Does that mean we should ‘flatten’ the org chart? Is all this talk of ‘flattening’ really going somewhere? Sigh. I wish. It has been tried, and it produces its own pathologies. Valve’s famous flat structure concealed a hidden hierarchy of informal cliques. Jo Freeman diagnosed this dynamic in 1970: structurelessness doesn’t prevent hierarchy, it prevents accountable hierarchy. The loudest and most politically savvy end up in charge, with no formal mechanism for review or appeal. Spotify’s squad model never actually worked at Spotify. “Even at the time we wrote it, we weren’t doing it,” co-author Joakim Sundén admitted. When Zappos adopted holacracy and gave employees an ultimatum to embrace self-management or leave, 14% of the company walked out the door. Eliminating hierarchy doesn’t solve the information problem. It just makes power invisible.

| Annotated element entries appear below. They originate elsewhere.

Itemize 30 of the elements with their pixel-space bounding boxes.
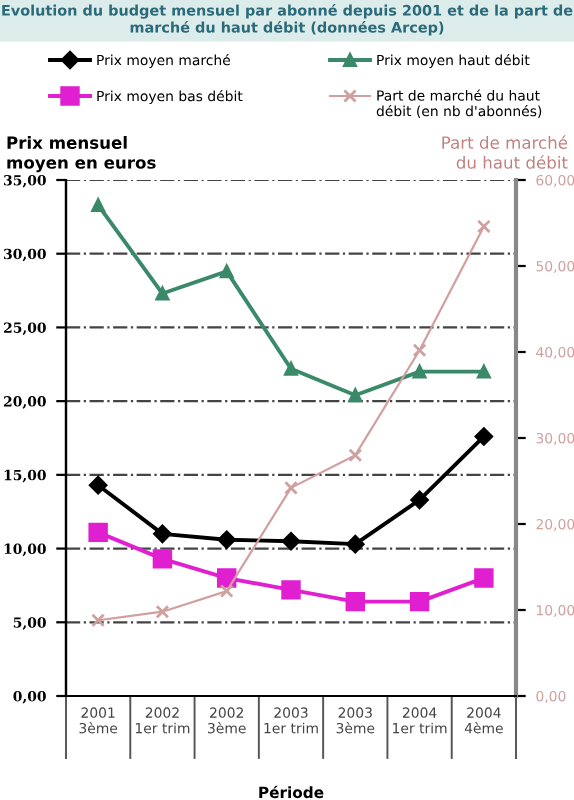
point	[219, 264, 234, 279]
point	[284, 480, 298, 495]
point	[219, 584, 234, 599]
point	[476, 219, 491, 234]
point	[346, 534, 365, 554]
point	[476, 364, 491, 379]
point	[216, 568, 237, 588]
point	[152, 549, 173, 569]
point	[345, 591, 366, 612]
y-axis-title: Prix mensuel moyen en euros	[7, 136, 156, 173]
point	[348, 388, 363, 403]
point	[474, 568, 494, 588]
point	[474, 427, 494, 446]
point	[88, 475, 108, 495]
point	[88, 522, 108, 543]
point	[409, 591, 430, 612]
point	[281, 580, 301, 600]
point	[91, 198, 106, 213]
point	[284, 361, 298, 376]
point	[91, 613, 106, 628]
point	[281, 531, 301, 551]
point	[410, 490, 429, 510]
point	[412, 343, 427, 358]
point	[412, 364, 427, 379]
point	[348, 448, 363, 463]
y2-axis-title: Part de marché du haut débit	[442, 135, 568, 169]
point	[217, 530, 236, 549]
point	[153, 524, 172, 544]
point	[155, 286, 170, 301]
point	[155, 604, 170, 619]
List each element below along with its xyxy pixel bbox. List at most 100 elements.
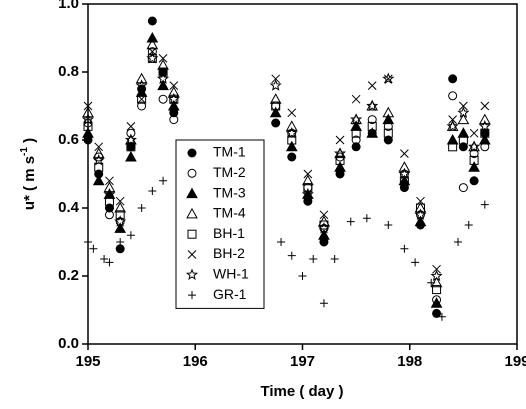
point — [414, 208, 427, 220]
point — [137, 204, 146, 212]
point — [269, 79, 282, 91]
x-tick-label: 195 — [75, 353, 100, 370]
point — [159, 176, 168, 185]
point — [126, 128, 136, 138]
legend: TM-1 TM-2 TM-3 TM-4 BH-1 BH-2 WH-1 GR-1 — [175, 139, 265, 309]
point — [468, 140, 480, 152]
point — [269, 93, 282, 104]
point — [303, 183, 313, 193]
point — [346, 217, 355, 226]
point — [430, 297, 443, 308]
y-tick-label: 1.0 — [58, 0, 79, 12]
point — [448, 91, 458, 101]
point — [398, 167, 411, 180]
point — [458, 142, 468, 152]
point — [478, 113, 491, 125]
point — [301, 188, 314, 200]
point — [92, 154, 105, 166]
point — [147, 47, 157, 57]
point — [100, 255, 109, 263]
legend-label: BH-1 — [213, 225, 245, 241]
point — [432, 285, 442, 295]
point — [287, 108, 297, 118]
point — [330, 255, 339, 263]
point — [285, 120, 298, 131]
y-axis-label: u* ( m s-1 ) — [19, 138, 38, 210]
point — [350, 113, 363, 125]
point — [432, 308, 442, 318]
point — [366, 99, 379, 112]
legend-label: TM-3 — [213, 184, 246, 200]
legend-label: WH-1 — [213, 266, 249, 282]
point — [285, 126, 298, 139]
series — [82, 31, 491, 308]
point — [92, 147, 105, 159]
point — [384, 221, 393, 229]
legend-label: BH-2 — [213, 245, 245, 261]
point — [287, 152, 297, 162]
point — [167, 86, 180, 97]
point — [94, 142, 104, 152]
point — [416, 196, 425, 206]
point — [480, 101, 490, 111]
legend-label: TM-2 — [213, 164, 246, 180]
point — [116, 238, 125, 246]
point — [351, 142, 361, 152]
point — [287, 251, 296, 260]
point — [334, 147, 347, 159]
point — [92, 174, 105, 186]
point — [89, 244, 98, 253]
point — [367, 115, 377, 125]
point — [309, 255, 318, 263]
point — [427, 278, 436, 287]
point — [383, 135, 393, 145]
point — [448, 142, 458, 152]
series — [82, 38, 491, 288]
point — [468, 161, 480, 172]
point — [114, 201, 127, 213]
point — [104, 196, 114, 206]
x-axis-label: Time ( day ) — [260, 383, 343, 400]
point — [366, 127, 379, 138]
point — [146, 38, 159, 50]
point — [271, 118, 281, 128]
y-label-main: u* ( m s — [21, 156, 38, 210]
point — [446, 120, 459, 132]
point — [334, 161, 346, 172]
point — [350, 113, 362, 125]
point — [158, 54, 168, 63]
x-tick-label: 198 — [397, 353, 422, 370]
point — [115, 210, 125, 220]
legend-marker — [187, 229, 197, 239]
point — [158, 67, 168, 77]
y-tick-label: 0.2 — [58, 267, 79, 284]
x-tick-label: 197 — [290, 353, 315, 370]
y-tick-label: 0.0 — [58, 335, 79, 352]
point — [125, 133, 137, 145]
point — [437, 312, 446, 321]
point — [469, 149, 479, 159]
point — [169, 81, 179, 90]
point — [82, 106, 94, 118]
point — [454, 238, 463, 246]
point — [415, 203, 425, 213]
point — [167, 99, 180, 111]
legend-marker — [187, 148, 197, 158]
point — [271, 74, 281, 84]
point — [382, 72, 395, 84]
x-tick-label: 199 — [504, 353, 526, 370]
point — [400, 244, 409, 253]
point — [446, 120, 459, 131]
legend-marker — [186, 187, 198, 199]
point — [135, 79, 148, 91]
point — [271, 101, 281, 111]
point — [105, 176, 114, 186]
point — [458, 135, 468, 145]
point — [137, 94, 147, 104]
point — [137, 94, 146, 104]
point — [411, 258, 420, 267]
point — [335, 155, 345, 165]
point — [84, 238, 92, 246]
point — [351, 135, 361, 145]
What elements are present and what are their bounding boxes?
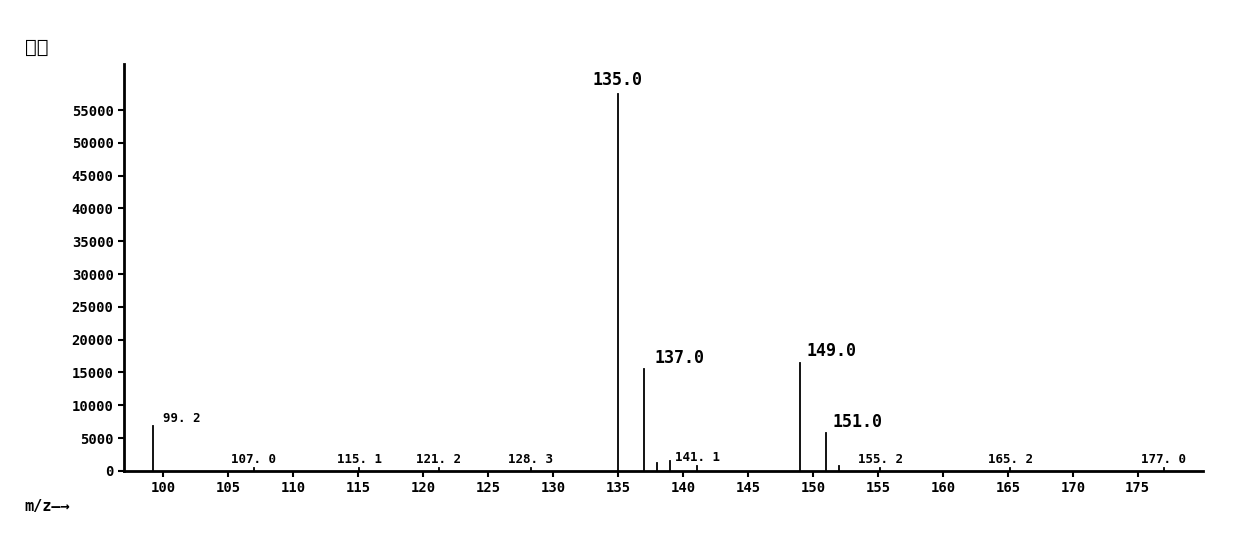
Text: 141. 1: 141. 1 [675, 451, 719, 464]
Text: 177. 0: 177. 0 [1141, 453, 1187, 466]
Text: 135.0: 135.0 [593, 71, 642, 89]
Text: 151.0: 151.0 [832, 413, 883, 431]
Text: 155. 2: 155. 2 [858, 453, 903, 466]
Text: 107. 0: 107. 0 [232, 453, 277, 466]
Text: 137.0: 137.0 [655, 348, 704, 366]
Text: 丰度: 丰度 [25, 37, 48, 57]
Text: 115. 1: 115. 1 [337, 453, 382, 466]
Text: 99. 2: 99. 2 [162, 412, 201, 425]
Text: 149.0: 149.0 [806, 342, 857, 360]
Text: 128. 3: 128. 3 [508, 453, 553, 466]
Text: m/z—→: m/z—→ [25, 499, 71, 514]
Text: 121. 2: 121. 2 [417, 453, 461, 466]
Text: 165. 2: 165. 2 [988, 453, 1033, 466]
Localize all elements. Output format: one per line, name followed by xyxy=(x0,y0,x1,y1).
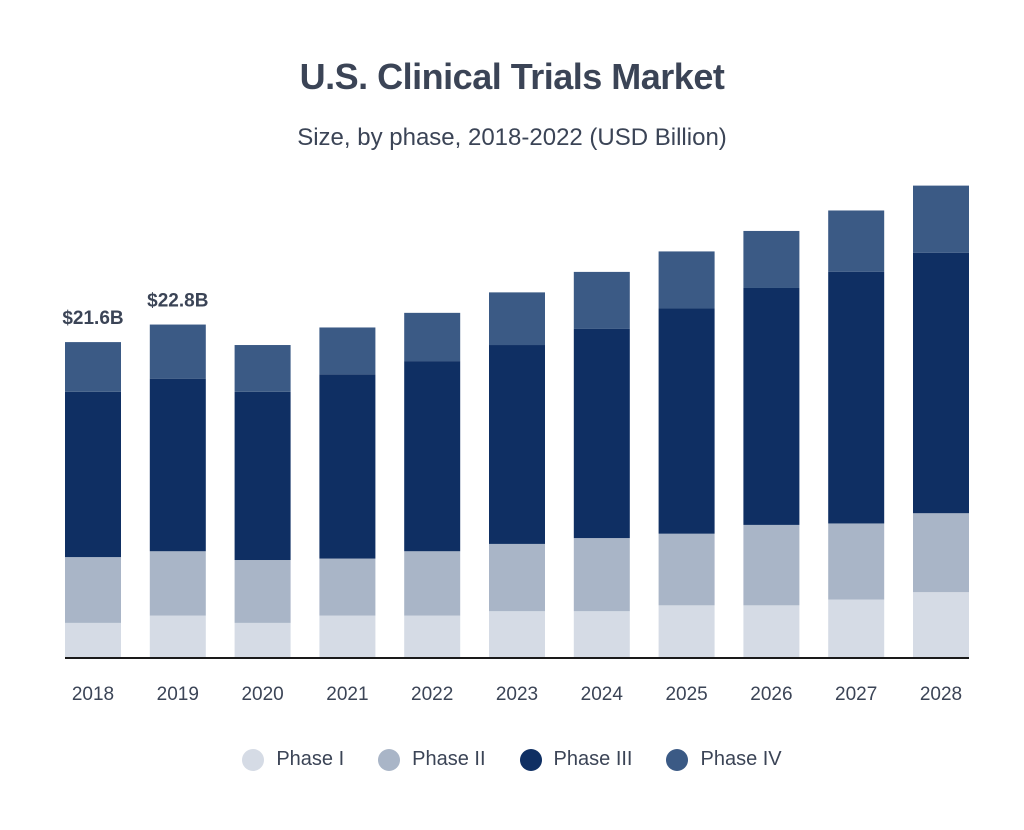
data-label: $22.8B xyxy=(147,291,208,312)
x-tick-label: 2026 xyxy=(750,684,792,705)
bar-phase-ii-2018 xyxy=(65,557,121,623)
bar-phase-iv-2024 xyxy=(573,271,630,329)
bar-phase-i-2028 xyxy=(913,592,969,658)
legend-item: Phase III xyxy=(519,748,633,771)
x-tick-label: 2025 xyxy=(665,684,707,705)
bar-phase-iv-2023 xyxy=(489,292,545,346)
bar-phase-iii-2025 xyxy=(658,308,715,534)
bar-phase-i-2021 xyxy=(319,615,376,658)
bar-phase-i-2026 xyxy=(743,605,800,658)
legend-swatch xyxy=(666,748,689,771)
data-label: $21.6B xyxy=(62,308,123,329)
bar-phase-i-2020 xyxy=(234,622,291,658)
x-tick-label: 2022 xyxy=(411,684,453,705)
x-tick-label: 2020 xyxy=(241,684,283,705)
bar-phase-iii-2021 xyxy=(319,374,376,559)
legend-swatch xyxy=(242,748,265,771)
bar-phase-i-2025 xyxy=(658,605,715,658)
x-tick-label: 2027 xyxy=(835,684,877,705)
legend: Phase I Phase II Phase III Phase IV xyxy=(0,748,1024,771)
bar-phase-ii-2020 xyxy=(234,560,291,623)
bar-phase-ii-2026 xyxy=(743,524,800,606)
bar-phase-ii-2028 xyxy=(913,513,969,593)
x-tick-label: 2019 xyxy=(157,684,199,705)
x-tick-labels: 2018 2019 2020 2021 2022 2023 2024 2025 2026 2027… xyxy=(72,684,962,705)
legend-label: Phase I xyxy=(276,748,345,770)
bar-phase-iii-2019 xyxy=(149,378,206,552)
bar-phase-iii-2028 xyxy=(913,252,969,514)
bar-phase-iv-2022 xyxy=(404,312,461,362)
x-tick-label: 2023 xyxy=(496,684,538,705)
bar-group xyxy=(65,185,969,658)
bar-phase-iv-2020 xyxy=(234,345,291,392)
x-tick-label: 2024 xyxy=(581,684,624,705)
bar-phase-ii-2022 xyxy=(404,551,461,616)
bar-phase-iii-2027 xyxy=(828,271,885,524)
legend-label: Phase III xyxy=(553,748,633,770)
bar-phase-iii-2022 xyxy=(404,361,461,552)
bar-phase-iv-2026 xyxy=(743,230,800,288)
bar-phase-ii-2027 xyxy=(828,523,885,600)
bar-phase-i-2022 xyxy=(404,615,461,658)
legend-item: Phase I xyxy=(242,748,344,771)
bar-phase-iv-2027 xyxy=(828,210,885,272)
bar-phase-iv-2019 xyxy=(149,324,206,379)
bar-phase-iii-2024 xyxy=(573,328,630,539)
legend-swatch xyxy=(378,748,401,771)
bar-phase-i-2023 xyxy=(489,611,545,658)
bar-phase-i-2027 xyxy=(828,599,885,658)
bar-phase-iv-2028 xyxy=(913,185,969,253)
bar-phase-iv-2021 xyxy=(319,327,376,375)
legend-item: Phase IV xyxy=(666,748,782,771)
bar-phase-iii-2018 xyxy=(65,391,121,558)
legend-swatch xyxy=(519,748,542,771)
x-tick-label: 2021 xyxy=(326,684,368,705)
legend-label: Phase II xyxy=(412,748,486,770)
chart-subtitle: Size, by phase, 2018-2022 (USD Billion) xyxy=(297,124,727,151)
legend-label: Phase IV xyxy=(700,748,782,770)
chart-title: U.S. Clinical Trials Market xyxy=(299,56,725,97)
bar-phase-iii-2023 xyxy=(489,345,545,544)
bar-phase-i-2018 xyxy=(65,622,121,658)
bar-phase-ii-2025 xyxy=(658,533,715,606)
bar-phase-ii-2023 xyxy=(489,543,545,612)
bar-phase-iii-2020 xyxy=(234,391,291,561)
bar-phase-i-2024 xyxy=(573,611,630,658)
bar-phase-iv-2025 xyxy=(658,251,715,309)
bar-phase-ii-2024 xyxy=(573,538,630,612)
bar-phase-i-2019 xyxy=(149,615,206,658)
x-tick-label: 2028 xyxy=(920,684,962,705)
data-labels: $21.6B $22.8B xyxy=(62,291,208,330)
x-tick-label: 2018 xyxy=(72,684,114,705)
legend-item: Phase II xyxy=(378,748,486,771)
bar-phase-ii-2019 xyxy=(149,551,206,616)
bar-phase-ii-2021 xyxy=(319,558,376,616)
bar-phase-iv-2018 xyxy=(65,342,121,392)
bar-phase-iii-2026 xyxy=(743,287,800,525)
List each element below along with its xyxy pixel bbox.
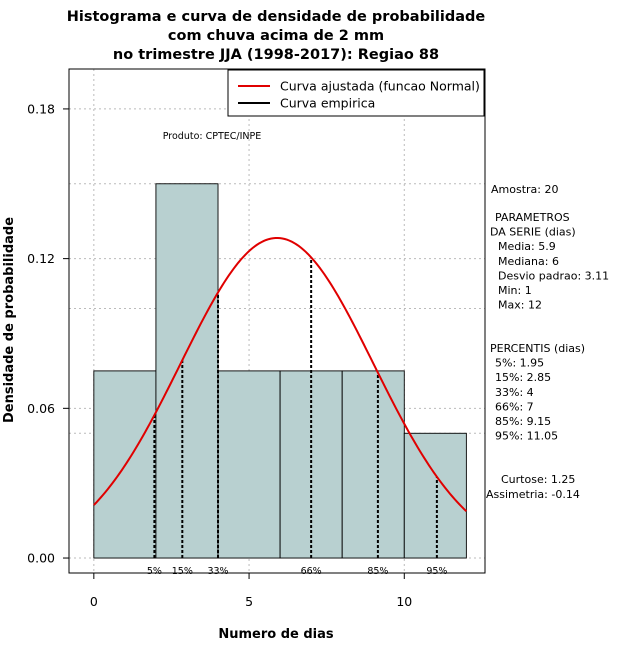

But there are organizations, across industries, at massive scale, that have kept hierarchy while relocating decision authority within it.

  • Toyota gives any assembly line worker the authority to pull the andon cord and stop the entire production line when they spot a defect. Why? Because the worker has specific knowledge no dashboard can capture.
  • Amazon scales by multiplying small teams, not layering hierarchy. The “two-pizza team” is small enough that one leader can have full context. It is C&C at a scope where the information precondition actually holds, federated across thousands of teams.
  • Netflix operates on the explicit principle that leadership’s job is to communicate what and why; the people doing the work decide how.
  • Warren Buffett runs Berkshire Hathaway, a $900 billion conglomerate, with roughly 30 people at headquarters. He handles capital allocation, where a bird’s-eye view helps. Subsidiary CEOs handle everything else, where local knowledge is what matters.
  • And the US Army, an institution built on hierarchy and obedience, formalized mission command: commanders communicate intent, subordinates decide execution. L. David Marquet transformed the USS Santa Fe from the worst-performing submarine in the fleet to the best by replacing “permission to” with “I intend to.”

Notice that none of these examples eliminated hierarchy. They all redesigned where decisions happen within it. The tech industry didn’t need to discover a new governance structure. It just needs to snap out of its dogma and stop ignoring what works.